Оплошно обиженный сумеет простить. Безнаказанно содеявший зло, бывает, что и раскается, одурев в своей потаенной жизни от страха, одиночества, от тяжбы с самим собой. Но всякий, кого хоть раз, уличив в явной гадости, тягали за шкирку, не прощает никогда: не только тому, кто тягал, но всем, - и от этого неизбывного непрощения пьет, опускается либо, напротив, старательно бережет здоровье, но втайне копит яд и желчь, сочиняет, вынашивает и лелеет в себе ритуал расправы, часто подсмотренный в кинокартинах с лихим кровавым сюжетом, подслушанный в слезливых и жестоких песнях уголовной России. Стоит лишь таким непростившим волею случая или казенного дурака свободно собраться кучей в одном месте - они вдруг смелеют и, охмелев от долгожданной смелости, принимаются вершить свой суд. Подсудимым избирается неважно кто. Им может стать любой, с кем не слишком опасно связываться, лишенный власти, малозаметный человек, обычно старый, слабый и одинокий… Так учил когда-то начальник пытавинского РОВДа Белоглазов, Елистратов доверчиво усвоил урок, теперь вспомнил его и впервые в жизни пожалел, что не держит димедрола в домашней аптечке.

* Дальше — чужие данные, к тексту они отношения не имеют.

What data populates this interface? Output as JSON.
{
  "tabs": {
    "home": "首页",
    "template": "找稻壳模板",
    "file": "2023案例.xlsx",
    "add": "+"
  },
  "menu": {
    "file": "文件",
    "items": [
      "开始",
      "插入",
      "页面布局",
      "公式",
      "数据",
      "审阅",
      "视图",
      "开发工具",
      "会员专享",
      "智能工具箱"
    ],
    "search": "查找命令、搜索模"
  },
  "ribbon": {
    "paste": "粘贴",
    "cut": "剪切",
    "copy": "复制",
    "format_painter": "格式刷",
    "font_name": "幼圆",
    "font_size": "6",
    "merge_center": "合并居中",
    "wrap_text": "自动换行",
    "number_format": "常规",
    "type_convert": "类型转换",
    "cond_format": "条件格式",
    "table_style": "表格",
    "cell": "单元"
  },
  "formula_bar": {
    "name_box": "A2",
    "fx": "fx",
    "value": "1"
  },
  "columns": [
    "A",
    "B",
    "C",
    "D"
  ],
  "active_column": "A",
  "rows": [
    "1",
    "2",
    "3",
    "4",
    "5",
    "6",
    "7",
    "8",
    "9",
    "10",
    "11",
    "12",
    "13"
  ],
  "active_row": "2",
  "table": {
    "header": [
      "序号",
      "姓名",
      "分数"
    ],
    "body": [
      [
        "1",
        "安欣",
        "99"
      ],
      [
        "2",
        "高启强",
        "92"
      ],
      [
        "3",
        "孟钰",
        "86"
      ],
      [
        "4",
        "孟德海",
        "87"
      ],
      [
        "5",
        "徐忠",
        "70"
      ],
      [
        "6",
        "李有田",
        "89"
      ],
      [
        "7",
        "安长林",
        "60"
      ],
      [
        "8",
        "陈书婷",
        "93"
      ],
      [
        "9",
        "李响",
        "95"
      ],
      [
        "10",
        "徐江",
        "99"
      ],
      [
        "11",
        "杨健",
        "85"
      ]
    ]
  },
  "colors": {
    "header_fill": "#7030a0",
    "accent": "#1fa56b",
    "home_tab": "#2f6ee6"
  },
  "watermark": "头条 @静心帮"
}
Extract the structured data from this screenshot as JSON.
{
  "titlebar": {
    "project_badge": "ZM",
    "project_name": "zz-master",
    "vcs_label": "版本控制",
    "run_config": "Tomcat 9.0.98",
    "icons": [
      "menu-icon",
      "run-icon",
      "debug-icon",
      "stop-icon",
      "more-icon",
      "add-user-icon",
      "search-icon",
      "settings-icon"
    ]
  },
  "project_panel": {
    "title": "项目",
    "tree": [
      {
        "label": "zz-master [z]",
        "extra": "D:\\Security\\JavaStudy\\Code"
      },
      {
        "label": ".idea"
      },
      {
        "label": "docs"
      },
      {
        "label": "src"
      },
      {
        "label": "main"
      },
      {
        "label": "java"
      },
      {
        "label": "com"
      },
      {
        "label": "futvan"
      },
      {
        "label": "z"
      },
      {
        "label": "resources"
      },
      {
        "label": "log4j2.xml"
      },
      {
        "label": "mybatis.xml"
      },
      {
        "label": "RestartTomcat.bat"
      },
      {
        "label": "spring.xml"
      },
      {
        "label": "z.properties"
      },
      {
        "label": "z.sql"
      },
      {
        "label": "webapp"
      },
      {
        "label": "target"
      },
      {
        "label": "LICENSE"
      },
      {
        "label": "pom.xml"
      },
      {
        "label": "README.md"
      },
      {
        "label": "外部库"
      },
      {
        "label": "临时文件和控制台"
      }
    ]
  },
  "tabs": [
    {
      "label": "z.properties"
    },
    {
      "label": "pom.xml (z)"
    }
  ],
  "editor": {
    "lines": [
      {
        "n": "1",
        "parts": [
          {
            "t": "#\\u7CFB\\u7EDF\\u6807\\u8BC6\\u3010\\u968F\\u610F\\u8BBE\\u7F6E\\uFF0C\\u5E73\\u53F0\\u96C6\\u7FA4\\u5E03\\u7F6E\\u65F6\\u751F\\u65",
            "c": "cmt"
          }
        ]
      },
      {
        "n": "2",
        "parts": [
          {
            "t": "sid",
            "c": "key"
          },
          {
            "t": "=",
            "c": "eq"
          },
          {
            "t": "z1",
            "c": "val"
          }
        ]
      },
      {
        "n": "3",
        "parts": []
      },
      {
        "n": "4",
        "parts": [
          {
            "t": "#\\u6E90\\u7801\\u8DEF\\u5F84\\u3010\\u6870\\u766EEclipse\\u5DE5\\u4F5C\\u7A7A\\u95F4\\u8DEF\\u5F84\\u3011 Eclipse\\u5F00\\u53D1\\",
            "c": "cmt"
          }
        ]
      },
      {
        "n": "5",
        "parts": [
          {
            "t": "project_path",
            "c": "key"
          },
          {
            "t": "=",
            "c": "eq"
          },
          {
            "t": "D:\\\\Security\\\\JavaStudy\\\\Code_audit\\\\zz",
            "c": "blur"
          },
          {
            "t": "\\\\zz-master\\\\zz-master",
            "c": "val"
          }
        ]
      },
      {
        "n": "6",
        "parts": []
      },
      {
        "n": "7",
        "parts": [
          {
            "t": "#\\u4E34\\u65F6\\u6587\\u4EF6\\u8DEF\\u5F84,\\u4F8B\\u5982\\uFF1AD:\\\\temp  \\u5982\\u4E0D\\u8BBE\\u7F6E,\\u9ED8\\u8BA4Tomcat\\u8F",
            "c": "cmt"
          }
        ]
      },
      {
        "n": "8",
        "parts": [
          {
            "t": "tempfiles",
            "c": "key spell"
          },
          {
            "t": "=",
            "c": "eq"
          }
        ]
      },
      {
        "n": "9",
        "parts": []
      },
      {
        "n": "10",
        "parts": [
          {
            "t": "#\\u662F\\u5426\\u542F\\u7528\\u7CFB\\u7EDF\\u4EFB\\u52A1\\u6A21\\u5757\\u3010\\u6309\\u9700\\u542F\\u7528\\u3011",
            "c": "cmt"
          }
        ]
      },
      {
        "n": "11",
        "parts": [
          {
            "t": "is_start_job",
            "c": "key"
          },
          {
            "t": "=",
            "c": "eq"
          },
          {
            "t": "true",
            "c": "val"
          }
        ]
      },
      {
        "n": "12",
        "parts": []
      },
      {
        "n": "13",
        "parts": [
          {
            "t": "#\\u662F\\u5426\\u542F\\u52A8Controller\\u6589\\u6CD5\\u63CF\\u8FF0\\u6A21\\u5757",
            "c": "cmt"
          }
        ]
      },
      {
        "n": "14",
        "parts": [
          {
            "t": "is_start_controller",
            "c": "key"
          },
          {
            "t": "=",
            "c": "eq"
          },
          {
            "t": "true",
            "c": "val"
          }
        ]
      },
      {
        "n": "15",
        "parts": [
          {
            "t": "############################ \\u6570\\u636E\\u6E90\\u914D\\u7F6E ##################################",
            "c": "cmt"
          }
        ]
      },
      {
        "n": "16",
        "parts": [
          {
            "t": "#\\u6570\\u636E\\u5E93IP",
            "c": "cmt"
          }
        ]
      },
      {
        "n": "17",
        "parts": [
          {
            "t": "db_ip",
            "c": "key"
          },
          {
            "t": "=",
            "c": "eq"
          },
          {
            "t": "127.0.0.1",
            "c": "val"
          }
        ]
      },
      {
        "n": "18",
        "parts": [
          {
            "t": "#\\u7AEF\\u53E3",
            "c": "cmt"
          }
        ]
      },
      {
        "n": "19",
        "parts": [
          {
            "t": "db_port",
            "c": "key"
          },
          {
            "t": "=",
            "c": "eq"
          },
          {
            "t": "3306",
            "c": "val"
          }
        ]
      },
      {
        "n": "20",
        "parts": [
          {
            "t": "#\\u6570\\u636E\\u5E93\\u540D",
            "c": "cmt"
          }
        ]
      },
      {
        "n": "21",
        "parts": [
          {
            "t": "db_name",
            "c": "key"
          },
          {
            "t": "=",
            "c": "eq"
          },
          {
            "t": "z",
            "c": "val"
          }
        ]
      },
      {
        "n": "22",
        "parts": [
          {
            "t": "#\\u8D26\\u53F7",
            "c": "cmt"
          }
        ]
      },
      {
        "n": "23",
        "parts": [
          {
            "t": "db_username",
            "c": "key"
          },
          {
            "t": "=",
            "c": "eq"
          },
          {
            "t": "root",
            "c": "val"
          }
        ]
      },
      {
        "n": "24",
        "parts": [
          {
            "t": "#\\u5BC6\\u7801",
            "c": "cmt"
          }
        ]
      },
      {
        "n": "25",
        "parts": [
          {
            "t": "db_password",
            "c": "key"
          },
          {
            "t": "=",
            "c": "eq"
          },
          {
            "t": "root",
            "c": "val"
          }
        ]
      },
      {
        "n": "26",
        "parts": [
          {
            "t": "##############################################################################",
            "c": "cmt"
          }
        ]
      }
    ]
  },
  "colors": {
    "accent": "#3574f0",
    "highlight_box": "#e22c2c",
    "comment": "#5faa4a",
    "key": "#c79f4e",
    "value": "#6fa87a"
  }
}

Чтобы бессонница не повторилась, он успокоил себя привычным "обойдется" и прекрасно спал несколько ночей подряд - до следующего, уже не бодрого письма… Опять приходили, опять пьяные, требовали самогона и денег "в долг", самогон отец не гонит и денег не дал; они угрожали, пришлось идти жаловаться Белоглазову, тот обещал повлиять и, похоже, повлиял. Больше никто не приходил, но двое пытавинских, Богатов и Орлов, встретили на улице и сказали: "Зря ты улыбаешься, недолго тебе улыбаться". Это Богатов сказал. А Орлов добавил: "Весь в сынка пошел, ну прямо вылитый сынок"…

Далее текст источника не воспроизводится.